Vacancy of research in the clothing and fashion industry of Iran
About the formation of the idea of this campaign, Dersa’s art director mentions the ten-day stay of the Dersa design team in Qeshm, which happened two years ago. After that, with the help of written sources, documentaries and questions from native people of the region, the narrative of the Zar campaign is formed. If there is not enough research on a topic, questioning people and field research should be done with documented research methods to reduce the possibility of error, personal manipulation and bias. In such cultural and indigenous issues, ethnographic research methods are suggested, which are generally done with observation, interview and description along with participation in the life of the studied community.
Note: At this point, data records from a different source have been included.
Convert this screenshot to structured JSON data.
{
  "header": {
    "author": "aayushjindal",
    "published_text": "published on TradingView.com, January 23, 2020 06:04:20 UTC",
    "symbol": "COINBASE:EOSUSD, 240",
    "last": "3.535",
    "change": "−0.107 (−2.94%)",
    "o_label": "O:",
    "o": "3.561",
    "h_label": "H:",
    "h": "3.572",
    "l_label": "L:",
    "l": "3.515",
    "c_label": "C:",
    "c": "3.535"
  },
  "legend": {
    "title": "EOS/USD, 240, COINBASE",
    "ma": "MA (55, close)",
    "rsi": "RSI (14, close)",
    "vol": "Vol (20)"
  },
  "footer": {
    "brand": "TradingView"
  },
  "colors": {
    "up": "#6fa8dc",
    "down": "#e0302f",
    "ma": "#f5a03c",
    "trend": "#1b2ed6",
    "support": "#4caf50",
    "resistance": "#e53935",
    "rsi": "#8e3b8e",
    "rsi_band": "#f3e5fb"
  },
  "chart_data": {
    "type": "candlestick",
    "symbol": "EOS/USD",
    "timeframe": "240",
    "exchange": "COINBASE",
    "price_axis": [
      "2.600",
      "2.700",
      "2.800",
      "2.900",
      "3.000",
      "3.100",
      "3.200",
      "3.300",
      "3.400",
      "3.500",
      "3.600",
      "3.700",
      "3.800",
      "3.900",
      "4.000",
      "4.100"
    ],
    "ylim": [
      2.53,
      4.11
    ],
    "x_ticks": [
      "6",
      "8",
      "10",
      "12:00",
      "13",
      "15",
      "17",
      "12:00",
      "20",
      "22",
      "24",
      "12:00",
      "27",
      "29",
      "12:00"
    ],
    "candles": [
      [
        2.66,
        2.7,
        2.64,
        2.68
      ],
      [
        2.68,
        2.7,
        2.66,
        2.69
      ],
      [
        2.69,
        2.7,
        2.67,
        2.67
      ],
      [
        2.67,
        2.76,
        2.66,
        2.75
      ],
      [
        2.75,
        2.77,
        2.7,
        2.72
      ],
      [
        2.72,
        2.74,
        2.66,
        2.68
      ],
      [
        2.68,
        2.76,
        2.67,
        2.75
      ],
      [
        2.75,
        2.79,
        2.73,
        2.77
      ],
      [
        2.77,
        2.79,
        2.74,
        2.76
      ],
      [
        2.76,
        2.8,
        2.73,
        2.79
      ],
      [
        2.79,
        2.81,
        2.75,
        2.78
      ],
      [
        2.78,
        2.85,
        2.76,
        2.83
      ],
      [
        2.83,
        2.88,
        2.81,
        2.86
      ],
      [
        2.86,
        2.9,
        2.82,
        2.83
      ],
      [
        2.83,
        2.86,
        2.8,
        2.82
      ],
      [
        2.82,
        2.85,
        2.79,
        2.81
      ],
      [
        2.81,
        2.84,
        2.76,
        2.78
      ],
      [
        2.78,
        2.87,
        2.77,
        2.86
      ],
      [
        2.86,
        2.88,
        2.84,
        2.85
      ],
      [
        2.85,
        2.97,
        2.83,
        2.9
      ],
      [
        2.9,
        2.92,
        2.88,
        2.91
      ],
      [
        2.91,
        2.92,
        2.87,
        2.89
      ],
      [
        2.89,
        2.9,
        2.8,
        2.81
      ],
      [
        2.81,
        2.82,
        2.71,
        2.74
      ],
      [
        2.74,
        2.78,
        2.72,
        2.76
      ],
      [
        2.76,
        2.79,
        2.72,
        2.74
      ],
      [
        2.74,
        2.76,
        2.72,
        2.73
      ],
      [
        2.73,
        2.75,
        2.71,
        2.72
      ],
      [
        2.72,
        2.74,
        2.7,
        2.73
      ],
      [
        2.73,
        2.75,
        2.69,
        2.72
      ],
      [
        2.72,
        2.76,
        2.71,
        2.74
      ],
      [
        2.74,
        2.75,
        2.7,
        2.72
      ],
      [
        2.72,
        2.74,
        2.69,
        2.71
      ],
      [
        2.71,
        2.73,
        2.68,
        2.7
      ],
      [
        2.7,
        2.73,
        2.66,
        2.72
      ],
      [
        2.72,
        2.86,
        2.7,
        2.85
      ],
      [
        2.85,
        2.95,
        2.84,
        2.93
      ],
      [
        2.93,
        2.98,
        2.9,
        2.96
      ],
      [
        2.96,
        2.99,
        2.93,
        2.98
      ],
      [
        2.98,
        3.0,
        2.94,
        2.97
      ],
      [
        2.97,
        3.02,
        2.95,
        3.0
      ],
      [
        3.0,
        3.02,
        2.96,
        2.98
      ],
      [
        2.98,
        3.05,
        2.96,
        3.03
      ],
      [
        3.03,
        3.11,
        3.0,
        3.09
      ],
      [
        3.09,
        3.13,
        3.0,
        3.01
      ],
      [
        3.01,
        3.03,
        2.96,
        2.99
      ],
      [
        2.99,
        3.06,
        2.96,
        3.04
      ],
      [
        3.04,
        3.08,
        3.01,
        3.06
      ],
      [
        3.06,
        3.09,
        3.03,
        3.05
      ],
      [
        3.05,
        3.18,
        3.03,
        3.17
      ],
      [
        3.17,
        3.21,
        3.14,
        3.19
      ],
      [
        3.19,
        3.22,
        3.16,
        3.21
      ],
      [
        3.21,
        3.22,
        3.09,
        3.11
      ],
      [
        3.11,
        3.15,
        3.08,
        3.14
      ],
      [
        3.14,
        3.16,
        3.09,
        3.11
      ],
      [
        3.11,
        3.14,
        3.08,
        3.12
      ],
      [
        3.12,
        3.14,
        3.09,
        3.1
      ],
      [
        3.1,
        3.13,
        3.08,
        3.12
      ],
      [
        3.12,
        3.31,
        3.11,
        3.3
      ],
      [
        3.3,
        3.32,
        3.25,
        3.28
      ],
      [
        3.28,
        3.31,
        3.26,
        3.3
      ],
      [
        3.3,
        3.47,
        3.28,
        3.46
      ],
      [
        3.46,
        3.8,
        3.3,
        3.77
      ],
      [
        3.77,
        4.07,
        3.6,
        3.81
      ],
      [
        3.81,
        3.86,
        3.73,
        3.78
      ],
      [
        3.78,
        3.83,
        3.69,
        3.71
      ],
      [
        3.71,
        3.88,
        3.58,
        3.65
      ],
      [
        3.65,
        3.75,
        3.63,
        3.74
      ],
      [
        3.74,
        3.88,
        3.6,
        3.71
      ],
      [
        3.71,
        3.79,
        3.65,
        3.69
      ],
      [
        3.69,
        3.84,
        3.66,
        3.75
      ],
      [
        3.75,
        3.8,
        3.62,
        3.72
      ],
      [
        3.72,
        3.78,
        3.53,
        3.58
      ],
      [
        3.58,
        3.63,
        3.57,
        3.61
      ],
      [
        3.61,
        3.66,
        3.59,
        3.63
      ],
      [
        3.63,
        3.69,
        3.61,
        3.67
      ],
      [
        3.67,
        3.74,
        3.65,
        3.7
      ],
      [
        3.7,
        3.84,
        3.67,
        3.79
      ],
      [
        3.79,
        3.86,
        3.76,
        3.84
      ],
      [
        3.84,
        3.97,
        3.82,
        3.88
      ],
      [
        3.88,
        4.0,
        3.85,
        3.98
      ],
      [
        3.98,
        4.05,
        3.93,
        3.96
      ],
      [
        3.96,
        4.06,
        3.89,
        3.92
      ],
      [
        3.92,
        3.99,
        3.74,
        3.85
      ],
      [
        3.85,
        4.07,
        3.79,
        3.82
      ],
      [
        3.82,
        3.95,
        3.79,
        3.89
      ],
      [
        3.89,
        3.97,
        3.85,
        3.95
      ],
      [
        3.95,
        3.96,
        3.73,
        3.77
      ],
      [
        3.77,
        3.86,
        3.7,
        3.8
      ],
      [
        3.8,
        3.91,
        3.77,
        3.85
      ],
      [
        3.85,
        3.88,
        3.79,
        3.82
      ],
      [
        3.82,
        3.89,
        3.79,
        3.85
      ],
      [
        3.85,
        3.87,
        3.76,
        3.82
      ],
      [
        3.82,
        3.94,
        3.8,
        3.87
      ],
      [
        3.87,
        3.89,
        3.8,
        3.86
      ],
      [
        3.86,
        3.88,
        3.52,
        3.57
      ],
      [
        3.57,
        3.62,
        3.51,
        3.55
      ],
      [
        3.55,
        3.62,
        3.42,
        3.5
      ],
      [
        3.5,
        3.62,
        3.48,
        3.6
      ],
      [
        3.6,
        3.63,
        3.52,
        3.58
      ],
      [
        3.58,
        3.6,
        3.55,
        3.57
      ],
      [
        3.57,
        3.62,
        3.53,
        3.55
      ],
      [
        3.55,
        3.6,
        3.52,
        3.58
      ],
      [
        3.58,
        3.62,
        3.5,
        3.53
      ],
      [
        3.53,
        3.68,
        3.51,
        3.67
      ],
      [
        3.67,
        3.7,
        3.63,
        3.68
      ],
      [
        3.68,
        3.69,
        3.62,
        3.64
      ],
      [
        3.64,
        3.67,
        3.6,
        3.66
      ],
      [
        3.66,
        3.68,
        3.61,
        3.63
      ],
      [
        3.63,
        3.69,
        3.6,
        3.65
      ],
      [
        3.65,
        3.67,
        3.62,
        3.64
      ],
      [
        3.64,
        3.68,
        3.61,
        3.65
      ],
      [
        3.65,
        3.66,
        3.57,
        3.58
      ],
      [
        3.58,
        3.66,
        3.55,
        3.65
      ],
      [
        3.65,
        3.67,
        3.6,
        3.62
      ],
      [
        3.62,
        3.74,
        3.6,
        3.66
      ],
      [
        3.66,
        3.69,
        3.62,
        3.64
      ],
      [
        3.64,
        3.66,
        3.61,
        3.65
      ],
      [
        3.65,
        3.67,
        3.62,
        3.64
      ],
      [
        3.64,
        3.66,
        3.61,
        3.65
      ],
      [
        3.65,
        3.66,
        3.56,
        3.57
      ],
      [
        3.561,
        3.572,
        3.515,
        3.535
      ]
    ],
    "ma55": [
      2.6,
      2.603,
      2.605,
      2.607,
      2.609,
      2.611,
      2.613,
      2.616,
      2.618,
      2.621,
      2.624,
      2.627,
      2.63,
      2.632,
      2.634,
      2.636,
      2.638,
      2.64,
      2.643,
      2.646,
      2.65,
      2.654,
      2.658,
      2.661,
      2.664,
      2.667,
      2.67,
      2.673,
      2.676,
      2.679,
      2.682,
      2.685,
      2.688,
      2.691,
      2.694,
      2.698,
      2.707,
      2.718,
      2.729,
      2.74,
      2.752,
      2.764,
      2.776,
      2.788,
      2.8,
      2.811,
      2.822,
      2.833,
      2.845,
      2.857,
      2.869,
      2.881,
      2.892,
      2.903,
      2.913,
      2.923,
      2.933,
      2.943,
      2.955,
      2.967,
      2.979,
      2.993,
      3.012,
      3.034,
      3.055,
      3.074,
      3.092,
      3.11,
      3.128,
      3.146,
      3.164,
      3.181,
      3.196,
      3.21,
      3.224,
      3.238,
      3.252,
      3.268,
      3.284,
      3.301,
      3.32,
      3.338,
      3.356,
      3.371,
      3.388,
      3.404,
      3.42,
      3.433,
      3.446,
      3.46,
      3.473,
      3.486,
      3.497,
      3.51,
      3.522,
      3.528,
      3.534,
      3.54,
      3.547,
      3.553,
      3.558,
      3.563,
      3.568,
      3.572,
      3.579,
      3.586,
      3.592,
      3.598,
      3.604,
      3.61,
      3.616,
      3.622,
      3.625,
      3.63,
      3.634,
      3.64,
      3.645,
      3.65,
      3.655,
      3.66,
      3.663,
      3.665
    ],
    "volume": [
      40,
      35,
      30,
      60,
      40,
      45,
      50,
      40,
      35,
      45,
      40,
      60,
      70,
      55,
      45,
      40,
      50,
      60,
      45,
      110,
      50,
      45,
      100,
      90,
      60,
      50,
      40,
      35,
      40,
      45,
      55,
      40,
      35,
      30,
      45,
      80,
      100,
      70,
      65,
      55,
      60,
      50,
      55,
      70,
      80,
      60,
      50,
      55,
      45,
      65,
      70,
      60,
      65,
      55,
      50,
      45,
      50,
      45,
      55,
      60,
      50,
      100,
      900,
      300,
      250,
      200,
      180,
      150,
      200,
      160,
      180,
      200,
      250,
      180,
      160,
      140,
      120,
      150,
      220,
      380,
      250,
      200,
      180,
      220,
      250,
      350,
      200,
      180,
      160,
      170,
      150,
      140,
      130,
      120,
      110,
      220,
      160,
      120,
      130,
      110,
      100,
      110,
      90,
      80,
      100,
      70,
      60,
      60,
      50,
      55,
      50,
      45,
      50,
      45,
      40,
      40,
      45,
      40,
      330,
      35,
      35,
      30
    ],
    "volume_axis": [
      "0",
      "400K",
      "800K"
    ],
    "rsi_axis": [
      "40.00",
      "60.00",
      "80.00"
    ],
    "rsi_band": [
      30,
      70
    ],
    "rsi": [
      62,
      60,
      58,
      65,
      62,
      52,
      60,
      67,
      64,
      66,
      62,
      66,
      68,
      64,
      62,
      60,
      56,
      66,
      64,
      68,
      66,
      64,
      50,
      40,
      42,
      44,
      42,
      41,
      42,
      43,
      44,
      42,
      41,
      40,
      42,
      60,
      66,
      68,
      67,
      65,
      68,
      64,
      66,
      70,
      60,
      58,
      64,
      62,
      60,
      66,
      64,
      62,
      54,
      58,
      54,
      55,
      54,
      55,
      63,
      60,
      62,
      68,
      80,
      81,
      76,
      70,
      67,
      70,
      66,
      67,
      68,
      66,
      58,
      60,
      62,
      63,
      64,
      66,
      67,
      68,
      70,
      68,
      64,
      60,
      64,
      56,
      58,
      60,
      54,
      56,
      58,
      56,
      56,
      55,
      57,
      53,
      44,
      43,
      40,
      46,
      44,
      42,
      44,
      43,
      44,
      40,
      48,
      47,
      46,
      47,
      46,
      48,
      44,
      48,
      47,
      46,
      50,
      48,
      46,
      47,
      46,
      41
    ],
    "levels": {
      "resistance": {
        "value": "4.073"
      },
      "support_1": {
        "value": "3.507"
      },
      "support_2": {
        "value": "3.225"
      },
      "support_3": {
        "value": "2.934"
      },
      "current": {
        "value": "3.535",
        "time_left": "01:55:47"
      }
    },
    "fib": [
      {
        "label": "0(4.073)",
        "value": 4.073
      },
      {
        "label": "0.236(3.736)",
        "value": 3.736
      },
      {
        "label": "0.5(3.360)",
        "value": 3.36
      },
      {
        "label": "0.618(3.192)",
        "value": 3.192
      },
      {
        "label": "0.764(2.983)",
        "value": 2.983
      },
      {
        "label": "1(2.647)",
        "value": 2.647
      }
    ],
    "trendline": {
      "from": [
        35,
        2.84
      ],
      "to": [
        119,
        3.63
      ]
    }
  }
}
With this method, you can get a detailed and comprehensive description of a livelihood, social, family, religious, political, rituals and ceremonies, beliefs and beliefs, art, oral literature and other matters and details and aspects of the life of a people or a group of people. . If there are such studies about the ritual of Zar, it is necessary to cite them in the narration and separate the narration from personal reading, and if there is none, one cannot rely on scattered conversations with people – even if they are in large numbers. Individuals’ personal experiences are very important in ethnographic research, but these experiences must be carefully examined to avoid errors and biases. This issue shows the necessity of the presence of researchers in the field of sociology, cultural studies and art in brands more than ever. Different cultures and rituals have a very high potential to create new narratives and inspirations in brands, but the way of approaching and using these cultural rituals is very sensitive and carries with it the risk of cultural appropriation and negative impact on that culture.
last word
There were other questions about the campaign that were omitted due to time constraints. For example, the timing of the unveiling of this campaign is still questionable, because Darsa introduced the Dostanzar campaign immediately after the unveiling of its collaboration with Arin Hakimi. But what is wrong with the sentence you said, tell me the art too! Darsa, as an Iranian brand that deals with product design along with creating new values, deserves attention. Criticizing an issue shows its value, importance and influence in the society, and starting a path that no one has stepped on, requires extra courage and strength. Opening the space for criticism in Iran’s clothing and fashion industry is very valuable, and Darsa is a brand that is not afraid of criticism and welcomes it. It is hoped that such questions and criticisms will help to improve the design and narrative atmosphere of Iranian brands.